Apart from combat, these powers, dubbed Viewtiful Effects (or VFX), are also used in puzzle-solving. An early puzzle requires Joe to slow down time, causing a water drop from a faucet to grow in size instead of drop to the ground, until it is of such a large size and mass that it depresses a button and opens a door for Joe. This clever integration of platforming interspersed with the brawling adds much additional quality to the gameplay.
It is important to have an understanding of how well put-together this game is, as now we get to the meat and potatoes of this article: the punishing difficulty! This game will chew you up and spit you out, and not even apologize for its merciless manner. On the normal difficulty, the beginning levels roll past quite smoothly, but after the first few stages players will start to get their asses handed to them, even by mere minions. Joe is constantly bombarded from all sides with assault after assault, and each foe requires specific timing and tactics, and will not hesitate to hit back – hard. It is quite possible to enter a standard fray with full health, unawares, and emerge from the other side with badly beaten and bruised egos, begging for a small health-up.

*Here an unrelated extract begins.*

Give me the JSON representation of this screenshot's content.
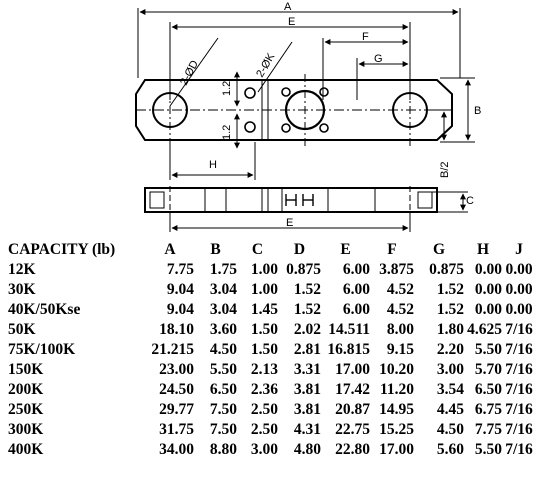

Bosses require – no, demand – the three Ps: precision, practice, and patience. They hit hard, sometimes diminishing up to a fourth or even a third of your life gauge with a single hit, and they come with multiple life bars, all of which you’ll need to drain. Towards the end of the game, there’s a stage in which you’ll face off against upgraded versions of the five main bosses back to back, each of which comes with four, five, or more health bars – it becomes quite insane! You might think that this is where the game separates the men from the boys, or that other games have similar “face all bosses one more time” stages, but I assure you, the latter parts of this game are balls to the wall, sadistically hardcore.
Most games that tread this thin line between challenging and impossible inspire fits of frustration in gamers, and eventually a resigned sigh when the unbeaten game is returned to its shelf. But Viewtiful Joe, despite its unforgiving difficulty, forbids you from turning off your game console in an effort to preserve your sanity; the game is too smooth, the combat too damn satisfying, and even defeat has never been so viscerally enjoyable! It never gets old watching ol’ Joe performing slow-motion backflips, summersault-kicking bullets into a boss’s face, then unleashing a zoomed-in flurry of gut-punches, finished off with a dizzying uppercut. The well laid-out controls make it simple to perform these over-the-top maneuvers, and it all just starts to resemble a Hong Kong martial arts extravaganza, having the little caped smart-ass unleash pain on armored sharks and flame-enshrouded lions.
Viewtiful Joe was eventually ported to the PS2, and a sequel as well as several spin-offs were produced. The PS2 version attempted to make the game more user-friendly by toning down the intense challenge of it, but for the true experience of this game that looked graphically appealing to kids but required patience and literal mastery of its combat system, go with the original GameCube version.